Essen. Die Pariser Attentate haben die Arbeit der deutschen Polizei verändert. Sie lässt mehr Beamte ermitteln und greift früher zu, inzwischen fast täglich.

Nach den Anschlägen von Paris erleben nicht nur Frankreich und Belgien eine Welle von Festnahmen in der Dschihadisten-Szene, sondern auch Deutschland. kaum ein Tag vergeht ohne entsprechende Meldungen:

  • Am Samstag, 10. Januar wurde Nils D. in Dinslaken festgenommen.
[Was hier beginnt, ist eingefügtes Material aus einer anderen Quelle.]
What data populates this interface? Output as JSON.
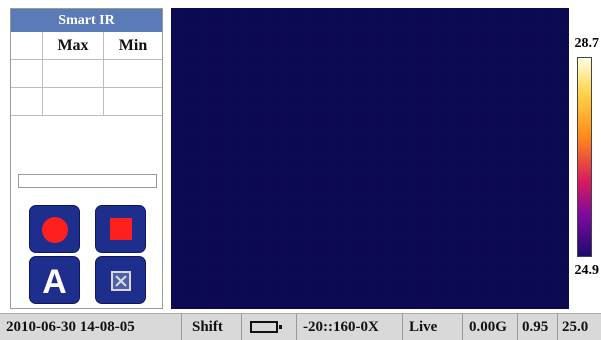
{
  "panel": {
    "title": "Smart IR",
    "headers": [
      "",
      "Max",
      "Min"
    ],
    "rows": [
      [
        "",
        "",
        ""
      ],
      [
        "",
        "",
        ""
      ]
    ],
    "progress": 0
  },
  "buttons": {
    "record_icon": "record-dot-icon",
    "stop_icon": "stop-square-icon",
    "auto_label": "A",
    "snapshot_icon": "snapshot-frame-icon"
  },
  "thermal": {
    "scale_max": "28.7",
    "scale_min": "24.9",
    "colormap": [
      "#ffffe0",
      "#ffd34a",
      "#ff8a1a",
      "#d81b5c",
      "#7a0aa0",
      "#1e0a70"
    ]
  },
  "status": {
    "datetime": "2010-06-30 14-08-05",
    "shift": "Shift",
    "battery_icon": "battery-icon",
    "range": "-20::160-0X",
    "mode": "Live",
    "gain": "0.00G",
    "emissivity": "0.95",
    "temp": "25.0"
  },
  "colors": {
    "panel_title_bg": "#5a7ab8",
    "thermal_bg": "#0c0a52",
    "button_bg": "#1e2e8c",
    "accent_red": "#ff1f1f"
  }
}
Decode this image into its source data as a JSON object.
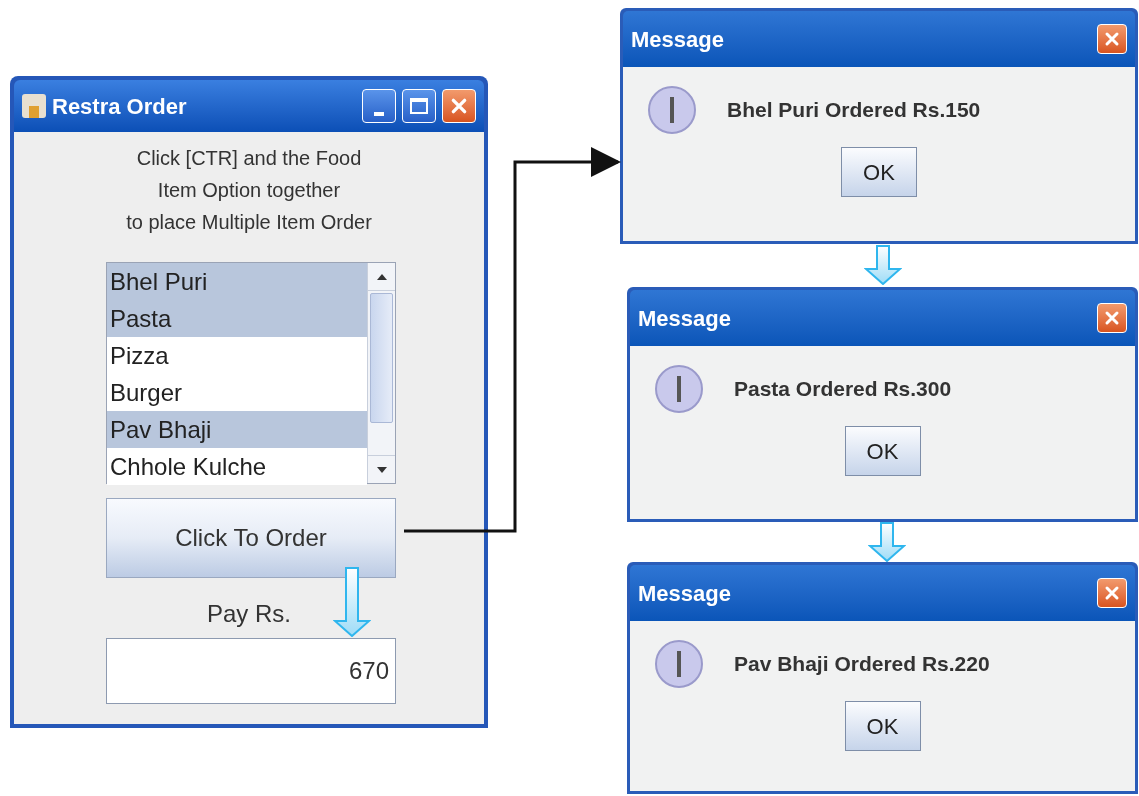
{
  "main_window": {
    "title": "Restra Order",
    "instructions": [
      "Click [CTR] and the Food",
      "Item Option together",
      "to place Multiple Item Order"
    ],
    "list_items": [
      {
        "label": "Bhel Puri",
        "selected": true
      },
      {
        "label": "Pasta",
        "selected": true
      },
      {
        "label": "Pizza",
        "selected": false
      },
      {
        "label": "Burger",
        "selected": false
      },
      {
        "label": "Pav Bhaji",
        "selected": true
      },
      {
        "label": "Chhole Kulche",
        "selected": false
      }
    ],
    "order_button": "Click To Order",
    "pay_label": "Pay Rs.",
    "pay_value": "670"
  },
  "dialogs": [
    {
      "title": "Message",
      "message": "Bhel Puri Ordered Rs.150",
      "button": "OK"
    },
    {
      "title": "Message",
      "message": "Pasta Ordered Rs.300",
      "button": "OK"
    },
    {
      "title": "Message",
      "message": "Pav Bhaji Ordered Rs.220",
      "button": "OK"
    }
  ]
}
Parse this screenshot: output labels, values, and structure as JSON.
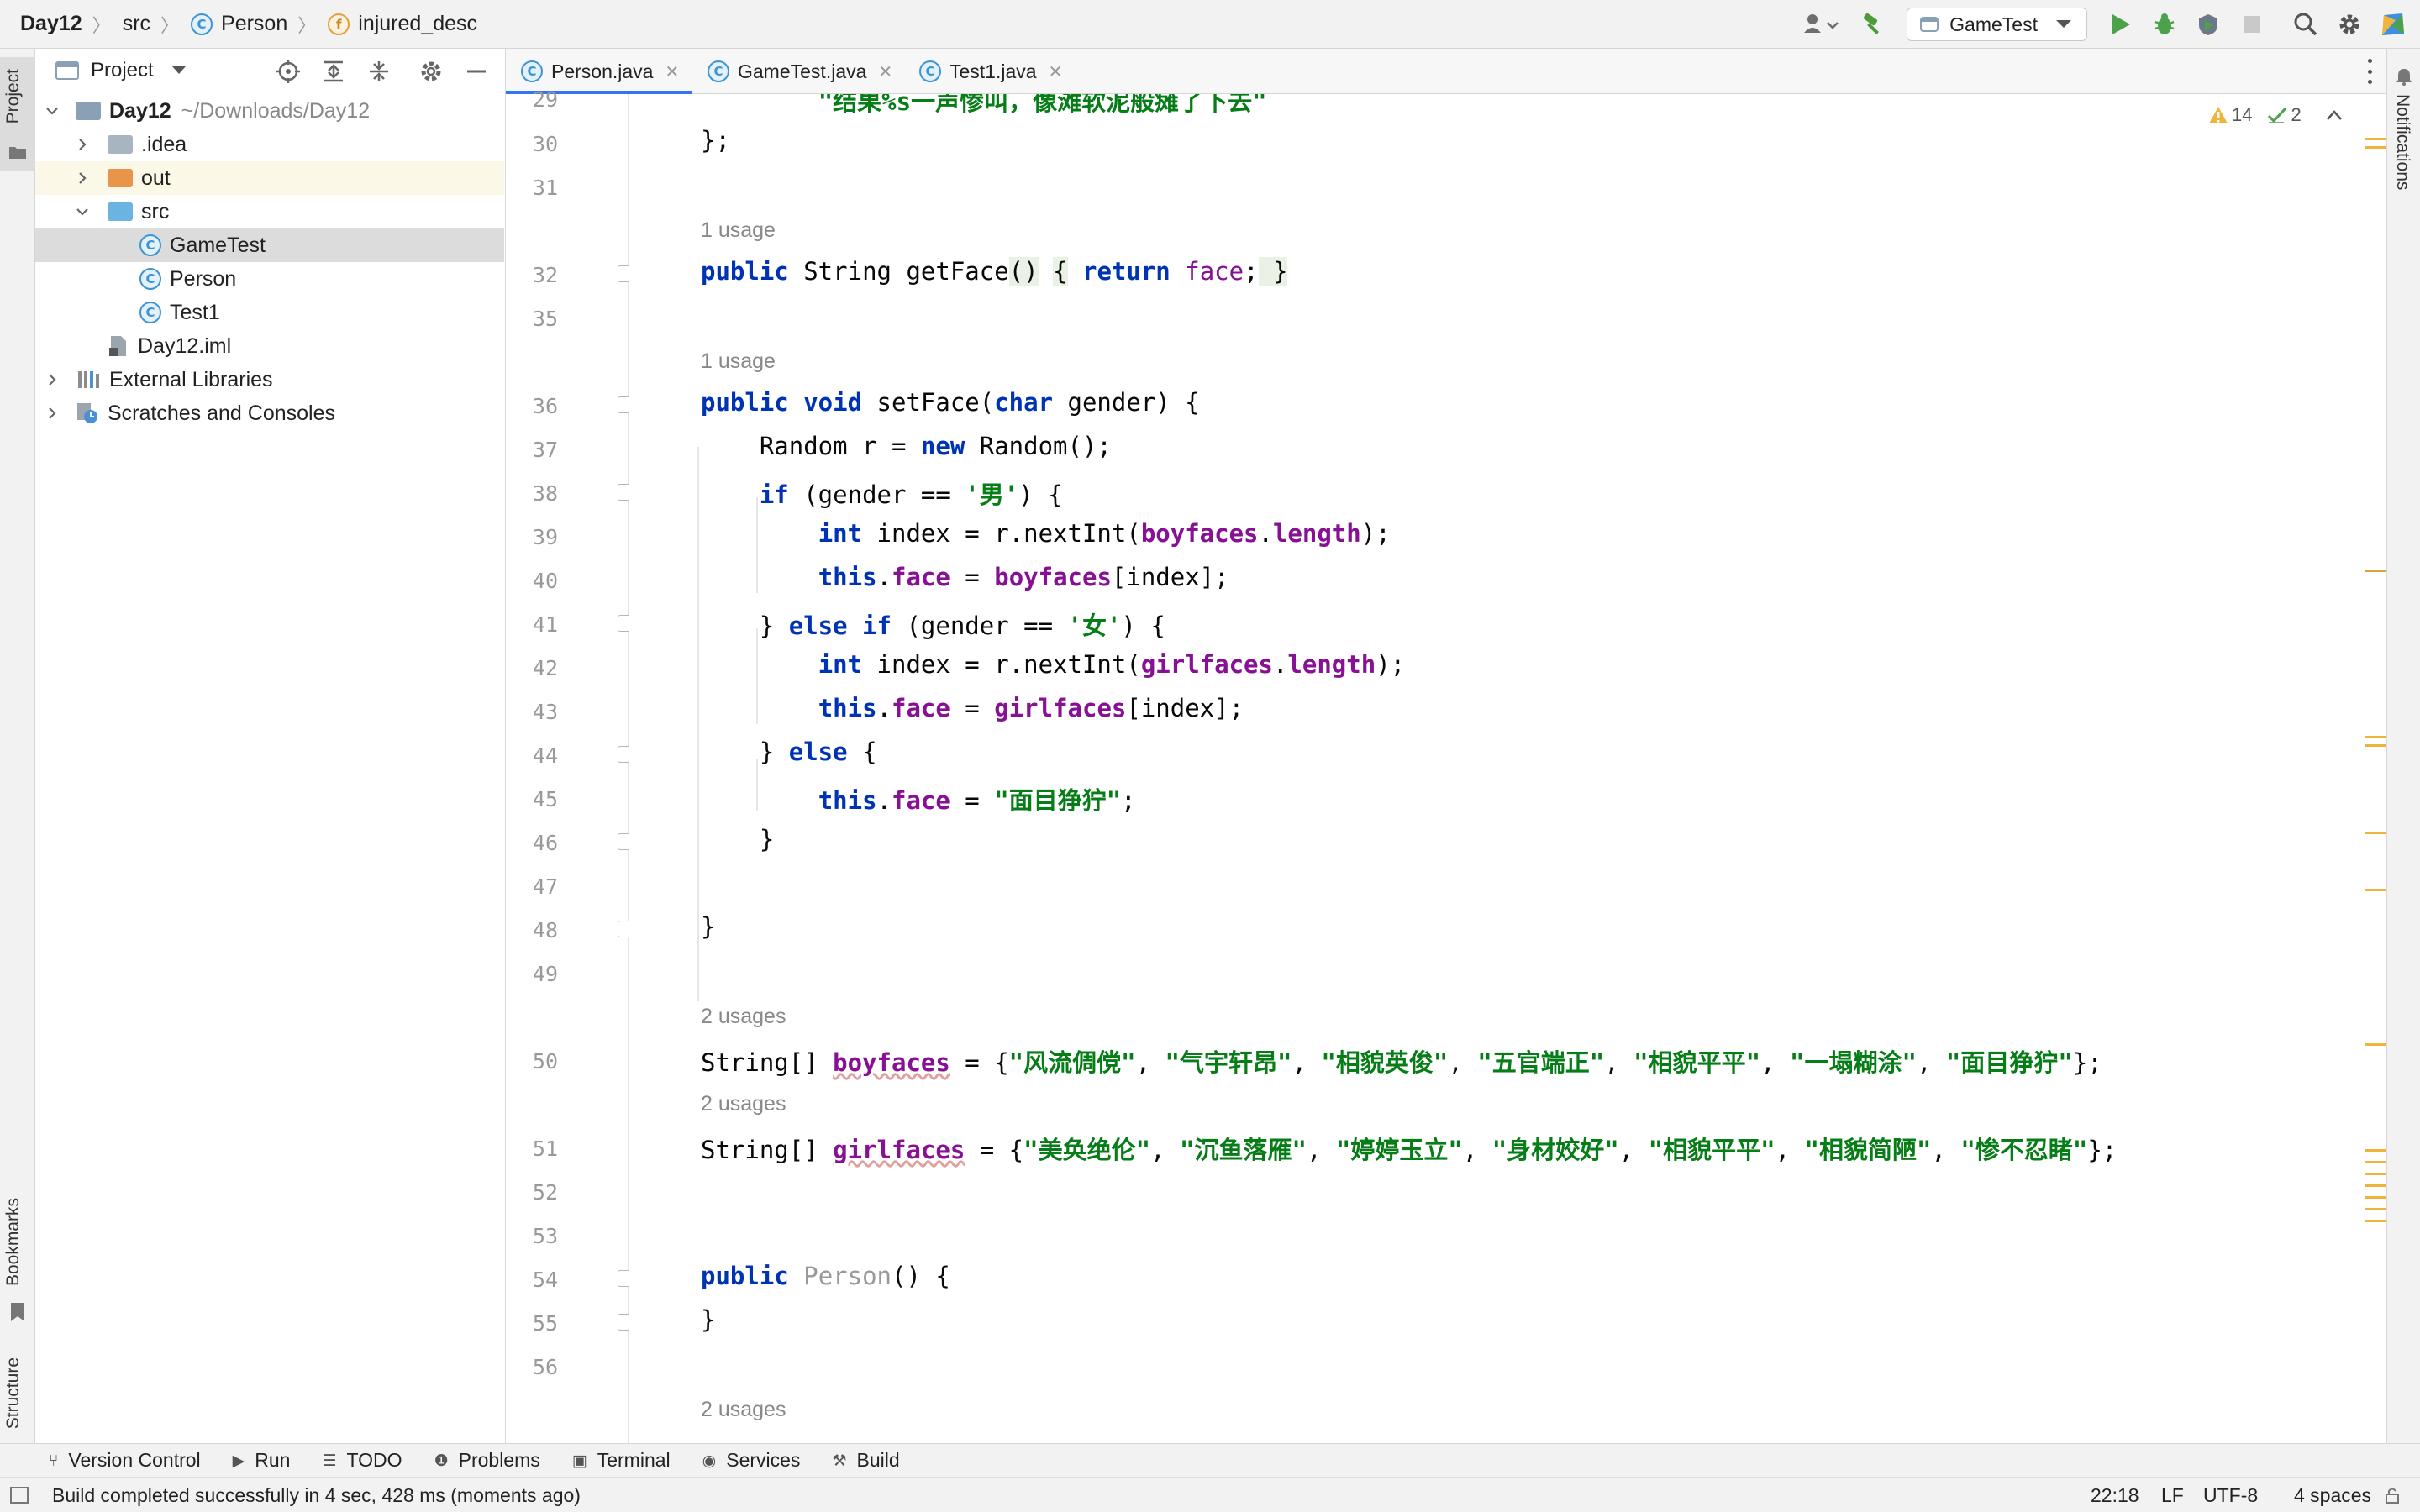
{
  "breadcrumb": {
    "project": "Day12",
    "folder": "src",
    "class": "Person",
    "field": "injured_desc"
  },
  "toolbar": {
    "run_config": "GameTest"
  },
  "project_panel": {
    "title": "Project",
    "root_name": "Day12",
    "root_path": "~/Downloads/Day12",
    "items": [
      "Day12",
      ".idea",
      "out",
      "src",
      "GameTest",
      "Person",
      "Test1",
      "Day12.iml",
      "External Libraries",
      "Scratches and Consoles"
    ]
  },
  "left_strip": {
    "project": "Project",
    "bookmarks": "Bookmarks",
    "structure": "Structure"
  },
  "right_strip": {
    "notifications": "Notifications"
  },
  "tabs": [
    "Person.java",
    "GameTest.java",
    "Test1.java"
  ],
  "inspections": {
    "warnings": "14",
    "weak_warnings": "2"
  },
  "editor": {
    "partial_line": "\"结果%s一声惨叫，像滩软泥般瘫了下去\"",
    "line_numbers": [
      "29",
      "30",
      "31",
      "32",
      "35",
      "36",
      "37",
      "38",
      "39",
      "40",
      "41",
      "42",
      "43",
      "44",
      "45",
      "46",
      "47",
      "48",
      "49",
      "50",
      "51",
      "52",
      "53",
      "54",
      "55",
      "56"
    ],
    "usage_1": "1 usage",
    "usage_2": "2 usages",
    "boyfaces": [
      "风流倜傥",
      "气宇轩昂",
      "相貌英俊",
      "五官端正",
      "相貌平平",
      "一塌糊涂",
      "面目狰狞"
    ],
    "girlfaces": [
      "美奂绝伦",
      "沉鱼落雁",
      "婷婷玉立",
      "身材姣好",
      "相貌平平",
      "相貌简陋",
      "惨不忍睹"
    ],
    "gender_male": "'男'",
    "gender_female": "'女'",
    "default_face": "\"面目狰狞\""
  },
  "bottom_tools": [
    "Version Control",
    "Run",
    "TODO",
    "Problems",
    "Terminal",
    "Services",
    "Build"
  ],
  "status": {
    "message": "Build completed successfully in 4 sec, 428 ms (moments ago)",
    "position": "22:18",
    "line_ending": "LF",
    "encoding": "UTF-8",
    "indent": "4 spaces"
  }
}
Ihm wird vorgeworfen, in Syrien in der Terror-Organisation „Islamischer Staat“ (IS) mitgewirkt zu haben.
  • Am Dienstag, 13. Januar wurde am Flughafen Düsseldorf ein Mann verhaftet, der die "Islamische Bewegung Usbekistan" mit Geld versorgt haben soll. Gegen ihn gab es einen Haftbefehl der USA.
  • Am Donnerstag, 15. Januar wurde in Wolfsburg ein Mann festgenommen. Ihm wird vorgeworfen, sich dem IS angeschlossen zu haben.
  • Ebenfalls am Donnerstag durchsuchten die Polizei in Pforzheim die Wohnungen mutmaßlicher Islamisten.
  • Am Freitag, 16. Januar nahm die Polizei in Berlin zwei Männer fest. Sie und drei weitere sollen eine „schwere saatsgefährdende Gewalttat“ in Syrien geplant haben. Rund 250 Polizisten waren beteiligt.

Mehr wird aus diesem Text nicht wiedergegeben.